Names, Social Security numbers, and birth dates of visitors who were at the ORNL facility between 1990 and 2004 may have been stolen in the attack, according to ORNL. The around 12,000 potential victims have been contacted by ORNL, but so far, there's no evidence that the data has been used. ORNL says the sophisticated breach appears to be part of a wider "attempt to gain access to computer networks at numerous laboratories and institutions across the country."

ORNL did not reveal the names of any other sites or organizations that may have been targeted, but a Lawrence Livermore spokesman said its security systems blocked recent attack attempts.

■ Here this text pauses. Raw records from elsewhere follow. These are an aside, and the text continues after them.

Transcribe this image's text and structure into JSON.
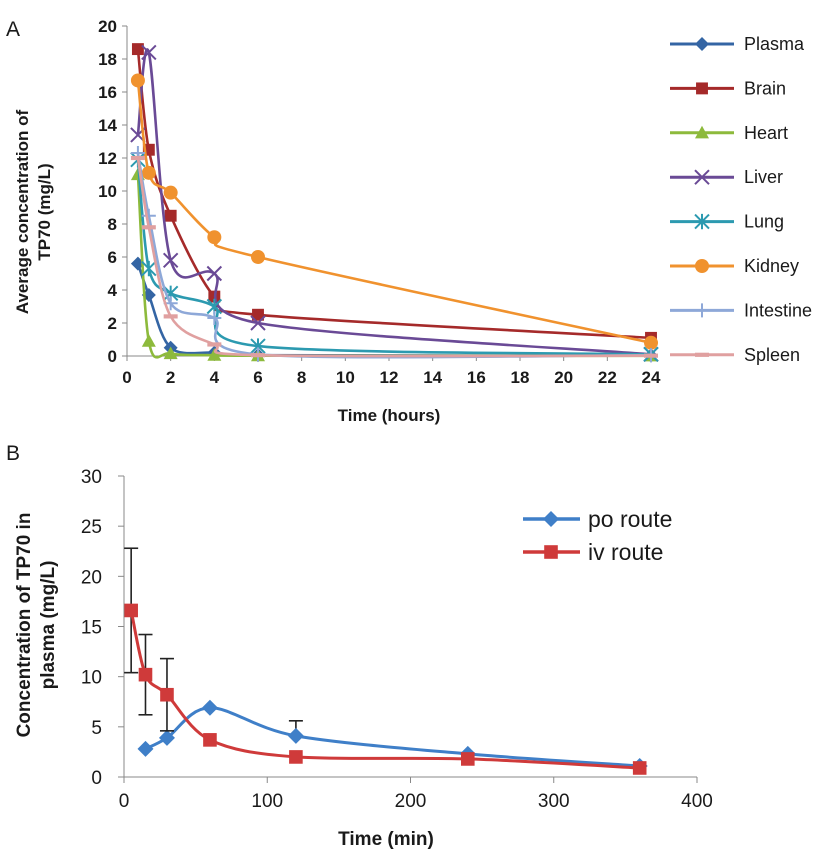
{
  "chart_data": [
    {
      "panel": "A",
      "type": "line",
      "xlabel": "Time (hours)",
      "ylabel_lines": [
        "Average concentration of",
        "TP70 (mg/L)"
      ],
      "xlim": [
        0,
        24
      ],
      "ylim": [
        0,
        20
      ],
      "x_ticks": [
        0,
        2,
        4,
        6,
        8,
        10,
        12,
        14,
        16,
        18,
        20,
        22,
        24
      ],
      "y_ticks": [
        0,
        2,
        4,
        6,
        8,
        10,
        12,
        14,
        16,
        18,
        20
      ],
      "grid": false,
      "legend_position": "right",
      "x": [
        0.5,
        1,
        2,
        4,
        6,
        24
      ],
      "series": [
        {
          "name": "Plasma",
          "color": "#3465a4",
          "marker": "diamond",
          "values": [
            5.6,
            3.7,
            0.5,
            0.2,
            0.05,
            0.02
          ]
        },
        {
          "name": "Brain",
          "color": "#a52a2a",
          "marker": "square",
          "values": [
            18.6,
            12.5,
            8.5,
            3.6,
            2.5,
            1.1
          ]
        },
        {
          "name": "Heart",
          "color": "#8dba3c",
          "marker": "triangle",
          "values": [
            11,
            0.9,
            0.15,
            0.05,
            0.02,
            0.01
          ]
        },
        {
          "name": "Liver",
          "color": "#6a4a96",
          "marker": "x",
          "values": [
            13.4,
            18.4,
            5.8,
            5.0,
            2.0,
            0.1
          ]
        },
        {
          "name": "Lung",
          "color": "#2c9ab0",
          "marker": "asterisk",
          "values": [
            11.9,
            5.3,
            3.8,
            3.0,
            0.6,
            0.1
          ]
        },
        {
          "name": "Kidney",
          "color": "#f0922e",
          "marker": "circle",
          "values": [
            16.7,
            11.1,
            9.9,
            7.2,
            6.0,
            0.8
          ]
        },
        {
          "name": "Intestine",
          "color": "#8ea8d8",
          "marker": "plus",
          "values": [
            12.3,
            8.5,
            3.2,
            2.3,
            0.1,
            0.05
          ]
        },
        {
          "name": "Spleen",
          "color": "#e0a0a0",
          "marker": "dash",
          "values": [
            12.0,
            7.8,
            2.4,
            0.7,
            0.05,
            0.02
          ]
        }
      ]
    },
    {
      "panel": "B",
      "type": "line",
      "xlabel": "Time (min)",
      "ylabel_lines": [
        "Concentration of  TP70 in",
        "plasma (mg/L)"
      ],
      "xlim": [
        0,
        400
      ],
      "ylim": [
        0,
        30
      ],
      "x_ticks": [
        0,
        100,
        200,
        300,
        400
      ],
      "y_ticks": [
        0,
        5,
        10,
        15,
        20,
        25,
        30
      ],
      "grid": false,
      "legend_position": "top-right",
      "series": [
        {
          "name": "po route",
          "color": "#3f7fc8",
          "marker": "diamond",
          "x": [
            15,
            30,
            60,
            120,
            240,
            360
          ],
          "values": [
            2.8,
            3.9,
            6.9,
            4.1,
            2.3,
            1.1
          ],
          "error_upper": [
            0,
            0,
            0,
            1.5,
            0,
            0
          ]
        },
        {
          "name": "iv route",
          "color": "#cf3a3a",
          "marker": "square",
          "x": [
            5,
            15,
            30,
            60,
            120,
            240,
            360
          ],
          "values": [
            16.6,
            10.2,
            8.2,
            3.7,
            2.0,
            1.8,
            0.9
          ],
          "error_upper": [
            6.2,
            4.0,
            3.6,
            0,
            0,
            0,
            0
          ],
          "error_lower": [
            6.2,
            4.0,
            3.6,
            0,
            0,
            0,
            0
          ]
        }
      ]
    }
  ]
}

The attackers apparently gained access to ORNL's computers over the past few weeks via phishing emails posing as official and legitimate messages. Around 11 employees reportedly fell for the phishing schemes, which infected their machines with malware that let the attacker or attackers steal and copy data. No classified data was taken, however.

It all started with an email and possible infection on October 29, according to a memo ORNL officials sent to the lab's employees. There were over 1,000 phishing emails sent to the lab, which houses one of the fastest supercomputers in the world, nicknamed Jaguar.

"This was not just a coincidence... someone finding a laptop that coincidentally had sensitive data on it," says Ted Julian, vice president of marketing and strategy for AppSecInc. "Someone was diligently searching for stuff of value. They didn't just stumble upon this."

The DOE attack demonstrates just how difficult it is to lock down data, according to Julian. Attackers only need one hole to get in, he says. "You're never going to stop every user from clicking on a [bad] link," he says.